Si en Alemania un varón quiere decir algo tierno a su chica puede llamarla pececito (fischlein) y, si se trata de un francés, se dirigirá a ella como mi col (mon chou). Y, por poner otro ejemplo, la latina que me vende la fruta me llama siempre “cariño”.

Ya se entiende que el primero no pretende meterla en un acuario ni el segundo gratinarla con bechamel. Por mi parte, estoy seguro de que mi frutera no tiene la intención de pedirme una cita.

No hace falta explicar que en los tres casos se trata de expresiones coloquiales, convencionales, que pueden utilizarse en un determinado medio pero que, por supuesto,  no hay que tomar al pie de la letra.

Viene todo esto a cuenta de lo siguiente: Juan Pablo II era, sin duda, devoto de la Virgen y pudo comentar en algún círculo reducido –o acaso en público- que la Virgen le había salvado la vida en el momento del atentado que sufrió. Naturalmente nadie sensato puede tomar en serio esa afirmación. Ya se sabe que los enamorados suelen abusar del lenguaje y dicen a veces cosas bastante chocantes.

Pero supongamos que alguien se lo toma en serio y explica que la Virgen desvió la bala y que encasquilló la pistola del sicario. En ese caso la cosa entra ya directamente en el terreno de lo ridículo. Pues bien, hace unos meses, con motivo del viaje del papa a Fátima, recibí un vídeo en el que dos teólogos polacos sostenían esas tesis con toda seriedad.

Cuando yo estaba en el seminario, un formador nos repetía hasta la saciedad que la voluntad influye en el juicio. Aquí queda bien claro que no solo influye en él sino que lo nubla. ¿La Virgen puede desviar balas?, ¿puede encasquillar revólveres? Y, en el caso improbable de que pueda hacerlo, ¿por qué no encasquilló el arma antes del primer disparo sin esperar al tercero? Si es que puede actuar de esta forma en los acontecimientos humanos, ¿no hubiese sido más práctico enviar al sicario una parálisis transitoria en su brazo derecho? Hubiera ahorrado muchos sobresaltos y algunos gastos a la seguridad social.

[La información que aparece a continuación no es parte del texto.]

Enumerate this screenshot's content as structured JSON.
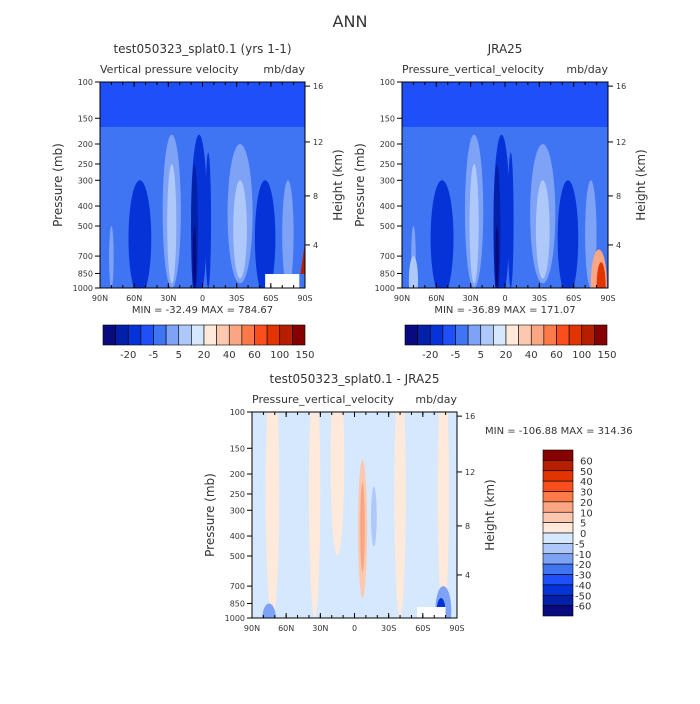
{
  "page_title": "ANN",
  "chart_data": [
    {
      "type": "heatmap",
      "title": "test050323_splat0.1 (yrs 1-1)",
      "subtitle": "Vertical pressure velocity",
      "units": "mb/day",
      "ylabel": "Pressure (mb)",
      "ylabel_right": "Height (km)",
      "y_scale": "log",
      "ylim": [
        1000,
        100
      ],
      "xlim": [
        "90N",
        "90S"
      ],
      "x_ticks": [
        "90N",
        "60N",
        "30N",
        "0",
        "30S",
        "60S",
        "90S"
      ],
      "y_ticks": [
        100,
        150,
        200,
        250,
        300,
        400,
        500,
        700,
        850,
        1000
      ],
      "y_ticks_right": [
        4,
        8,
        12,
        16
      ],
      "stats": "MIN = -32.49   MAX = 784.67",
      "colorbar": {
        "orientation": "horizontal",
        "labels": [
          "-20",
          "-5",
          "5",
          "20",
          "40",
          "60",
          "100",
          "150"
        ],
        "colors": [
          "#0a0a80",
          "#0320a8",
          "#0533d8",
          "#1e4ff8",
          "#3f74f2",
          "#7ea2f6",
          "#aec8fa",
          "#d6e8fd",
          "#fee9da",
          "#fcc9b0",
          "#fba682",
          "#fb7a48",
          "#fb4e1c",
          "#e23400",
          "#b51f00",
          "#870000"
        ]
      }
    },
    {
      "type": "heatmap",
      "title": "JRA25",
      "subtitle": "Pressure_vertical_velocity",
      "units": "mb/day",
      "ylabel": "Pressure (mb)",
      "ylabel_right": "Height (km)",
      "y_scale": "log",
      "ylim": [
        1000,
        100
      ],
      "xlim": [
        "90N",
        "90S"
      ],
      "x_ticks": [
        "90N",
        "60N",
        "30N",
        "0",
        "30S",
        "60S",
        "90S"
      ],
      "y_ticks": [
        100,
        150,
        200,
        250,
        300,
        400,
        500,
        700,
        850,
        1000
      ],
      "y_ticks_right": [
        4,
        8,
        12,
        16
      ],
      "stats": "MIN = -36.89   MAX = 171.07",
      "colorbar": {
        "orientation": "horizontal",
        "labels": [
          "-20",
          "-5",
          "5",
          "20",
          "40",
          "60",
          "100",
          "150"
        ],
        "colors": [
          "#0a0a80",
          "#0320a8",
          "#0533d8",
          "#1e4ff8",
          "#3f74f2",
          "#7ea2f6",
          "#aec8fa",
          "#d6e8fd",
          "#fee9da",
          "#fcc9b0",
          "#fba682",
          "#fb7a48",
          "#fb4e1c",
          "#e23400",
          "#b51f00",
          "#870000"
        ]
      }
    },
    {
      "type": "heatmap",
      "title": "test050323_splat0.1 - JRA25",
      "subtitle": "Pressure_vertical_velocity",
      "units": "mb/day",
      "ylabel": "Pressure (mb)",
      "ylabel_right": "Height (km)",
      "y_scale": "log",
      "ylim": [
        1000,
        100
      ],
      "xlim": [
        "90N",
        "90S"
      ],
      "x_ticks": [
        "90N",
        "60N",
        "30N",
        "0",
        "30S",
        "60S",
        "90S"
      ],
      "y_ticks": [
        100,
        150,
        200,
        250,
        300,
        400,
        500,
        700,
        850,
        1000
      ],
      "y_ticks_right": [
        4,
        8,
        12,
        16
      ],
      "stats": "MIN = -106.88   MAX = 314.36",
      "colorbar": {
        "orientation": "vertical",
        "labels": [
          "60",
          "50",
          "40",
          "30",
          "20",
          "10",
          "5",
          "0",
          "-5",
          "-10",
          "-20",
          "-30",
          "-40",
          "-50",
          "-60"
        ],
        "colors": [
          "#870000",
          "#b51f00",
          "#e23400",
          "#fb4e1c",
          "#fb7a48",
          "#fba682",
          "#fcc9b0",
          "#fee9da",
          "#d6e8fd",
          "#aec8fa",
          "#7ea2f6",
          "#3f74f2",
          "#1e4ff8",
          "#0533d8",
          "#0320a8",
          "#0a0a80"
        ]
      }
    }
  ]
}
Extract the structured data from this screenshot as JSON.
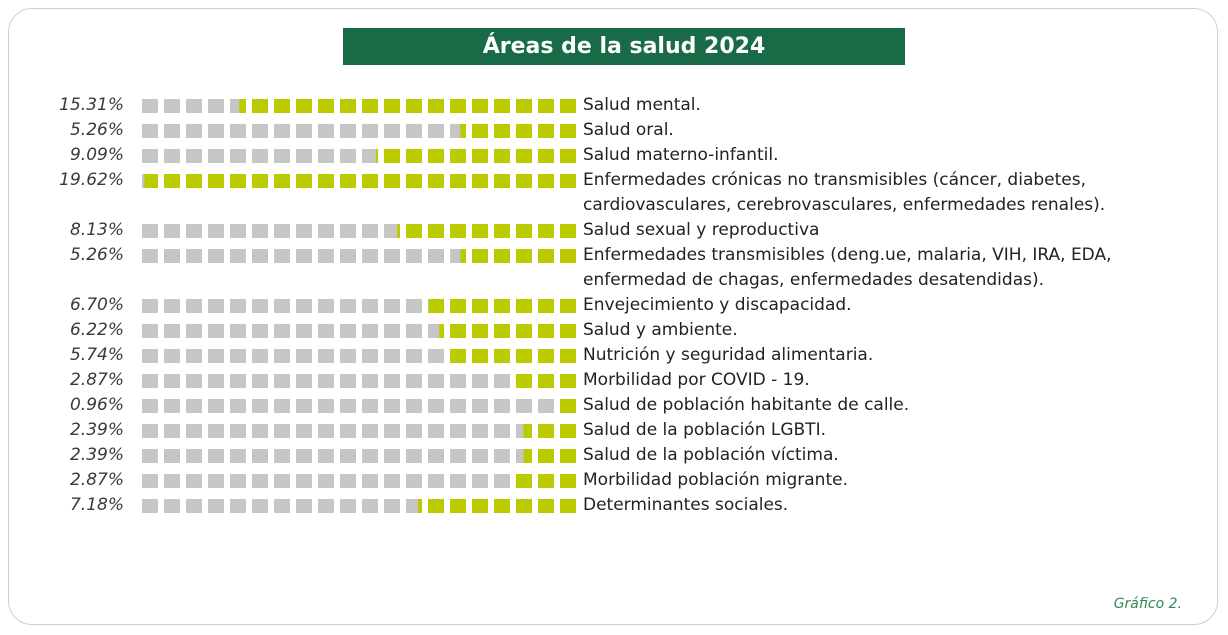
{
  "chart_data": {
    "type": "bar",
    "title": "Áreas de la salud 2024",
    "note": "Gráfico 2.",
    "categories": [
      "Salud mental.",
      "Salud oral.",
      "Salud materno-infantil.",
      "Enfermedades crónicas no transmisibles (cáncer, diabetes, cardiovasculares, cerebrovasculares, enfermedades renales).",
      "Salud sexual y reproductiva",
      "Enfermedades transmisibles (deng.ue, malaria, VIH, IRA, EDA, enfermedad de chagas, enfermedades desatendidas).",
      "Envejecimiento y discapacidad.",
      "Salud y ambiente.",
      "Nutrición y seguridad alimentaria.",
      "Morbilidad por COVID - 19.",
      "Salud de población habitante de calle.",
      "Salud de la población LGBTI.",
      "Salud de la población víctima.",
      "Morbilidad población migrante.",
      "Determinantes sociales."
    ],
    "values": [
      15.31,
      5.26,
      9.09,
      19.62,
      8.13,
      5.26,
      6.7,
      6.22,
      5.74,
      2.87,
      0.96,
      2.39,
      2.39,
      2.87,
      7.18
    ],
    "value_labels": [
      "15.31%",
      "5.26%",
      "9.09%",
      "19.62%",
      "8.13%",
      "5.26%",
      "6.70%",
      "6.22%",
      "5.74%",
      "2.87%",
      "0.96%",
      "2.39%",
      "2.39%",
      "2.87%",
      "7.18%"
    ],
    "xlim": [
      0,
      20
    ],
    "color": "#bccb00",
    "track_color": "#c6c6c6"
  }
}
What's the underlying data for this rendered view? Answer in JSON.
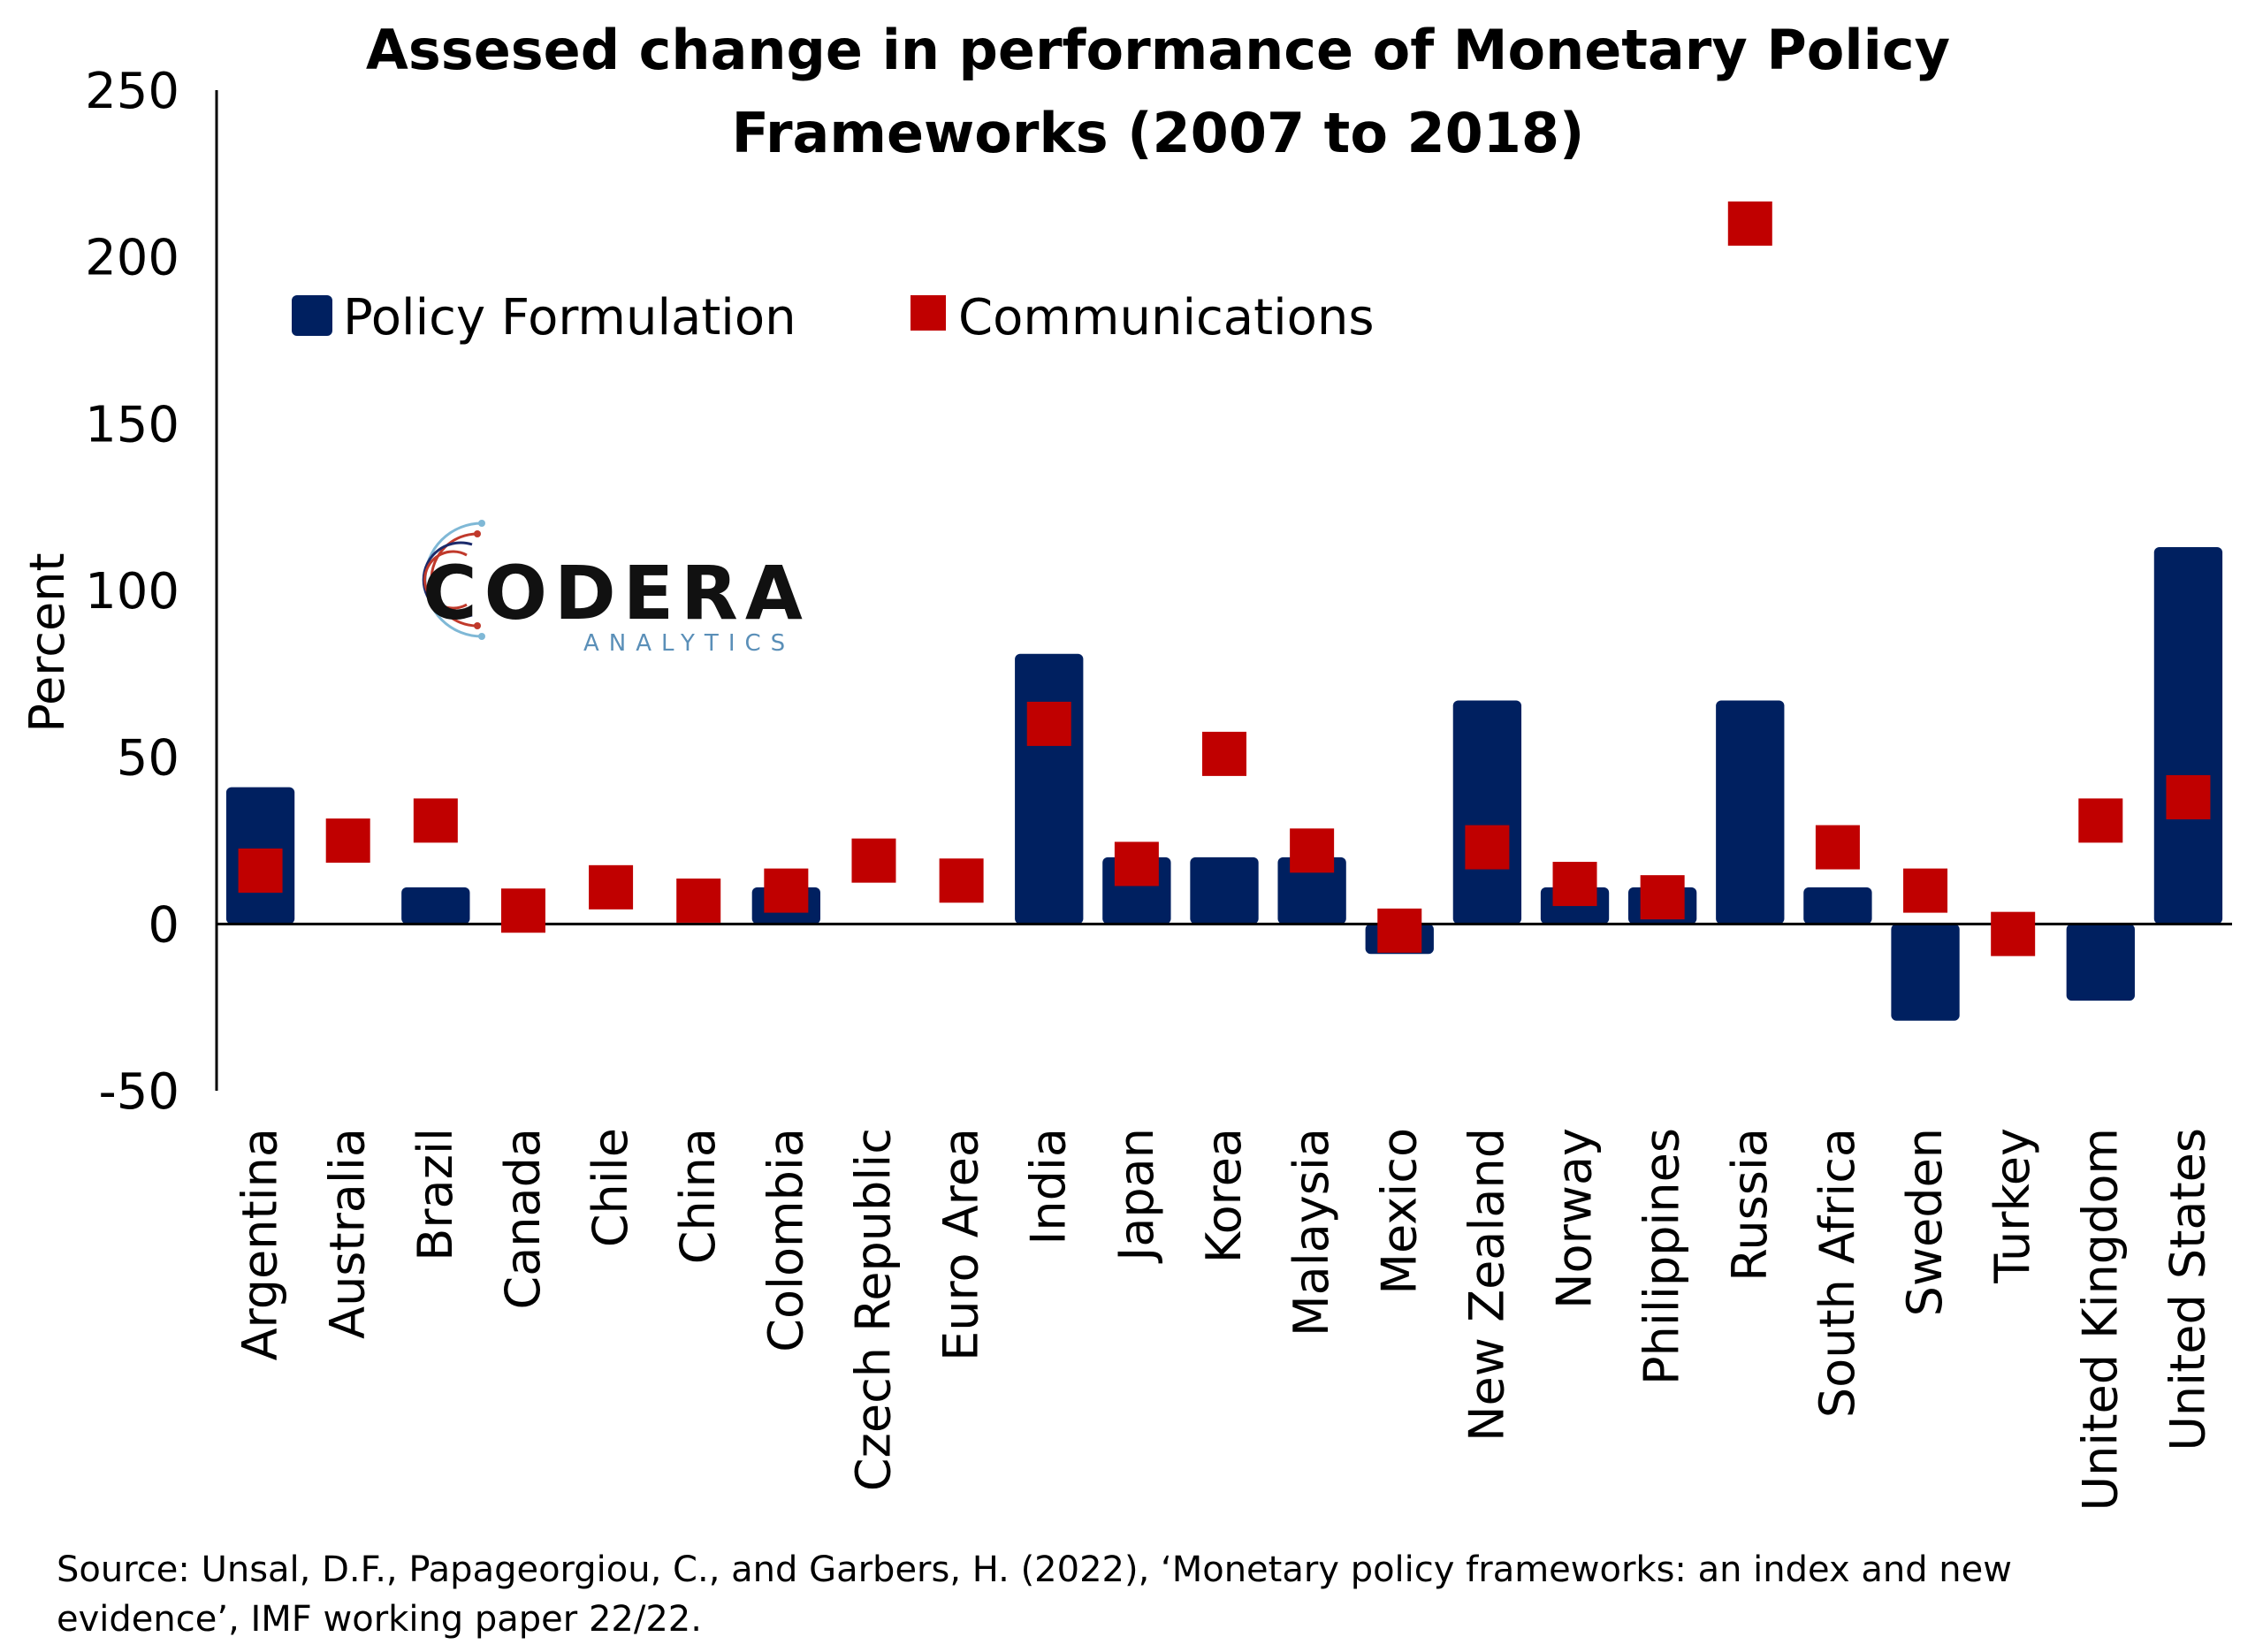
{
  "chart_data": {
    "type": "bar",
    "title": "Assesed change in performance of Monetary Policy Frameworks (2007 to 2018)",
    "title_lines": [
      "Assesed change in performance of Monetary Policy",
      "Frameworks (2007 to 2018)"
    ],
    "ylabel": "Percent",
    "xlabel": "",
    "ylim": [
      -50,
      250
    ],
    "yticks": [
      250,
      200,
      150,
      100,
      50,
      0,
      -50
    ],
    "legend_position": "top-left",
    "categories": [
      "Argentina",
      "Australia",
      "Brazil",
      "Canada",
      "Chile",
      "China",
      "Colombia",
      "Czech Republic",
      "Euro Area",
      "India",
      "Japan",
      "Korea",
      "Malaysia",
      "Mexico",
      "New Zealand",
      "Norway",
      "Philippines",
      "Russia",
      "South Africa",
      "Sweden",
      "Turkey",
      "United Kingdom",
      "United States"
    ],
    "series": [
      {
        "name": "Policy Formulation",
        "type": "bar",
        "color": "#002060",
        "values": [
          41,
          0,
          11,
          0,
          0,
          0,
          11,
          0,
          0,
          81,
          20,
          20,
          20,
          -9,
          67,
          11,
          11,
          67,
          11,
          -29,
          0,
          -23,
          113
        ]
      },
      {
        "name": "Communications",
        "type": "marker",
        "color": "#C00000",
        "values": [
          16,
          25,
          31,
          4,
          11,
          7,
          10,
          19,
          13,
          60,
          18,
          51,
          22,
          -2,
          23,
          12,
          8,
          210,
          23,
          10,
          -3,
          31,
          38
        ]
      }
    ]
  },
  "logo": {
    "name": "CODERA",
    "tagline": "ANALYTICS",
    "colors": [
      "#1b2a6b",
      "#c0392b",
      "#7fb8d6"
    ]
  },
  "source": "Source: Unsal, D.F., Papageorgiou, C., and Garbers, H. (2022), ‘Monetary policy frameworks: an index and new evidence’, IMF working paper 22/22."
}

Como puede verse, la cosa no tiene ni pies ni cabeza, excepto para los teólogos polacos sobre los que uno puede preguntarse dónde habrán estudiado teología. Parece que en su centro de estudios no se han enterado aún de que ha llegado la modernidad y que vivimos en un mundo secularizado, en el que no se pueden decir impunemente cosas como las que ellos dicen. Los más compasivos mirarán al catolicismo como algo anacrónico y los peor intencionados preguntarán cómo es que, si la Virgen puede desviar balas, no lo hace con todas aquellas que matan inocentes en el mundo entero.

Hace poco leía un artículo de Duquoc –teólogo por quien tengo una debilidad- en que éste afirmaba que una de las misiones de la teología es corregir las manifestaciones de la piedad. En el hecho que comento se entiende perfectamente.

Sin duda el cristianismo profesa que Dios nos ayuda y nos acompaña. Esa creencia exige una reflexión permanente sobre el modo en que lo hace pero descartando de entrada que sea un agente más de los que influyen en el mundo. Si no se hace así se incurre en el mismo ridículo en que caería un adolescente de quince años que sostuviera que sus regalos de Navidad se los trae Papá Noel.

Ya hace muchos años que Peter Berger señaló que en una sociedad con tantas ofertas religiosas –e irreligiosas- cualquiera de ellas corre el peligro de la irrelevancia. Con teólogos como los citados más arriba, los relatos cristianos pueden acabar siendo tan emocionantes y tan irrelevantes como los de Superman.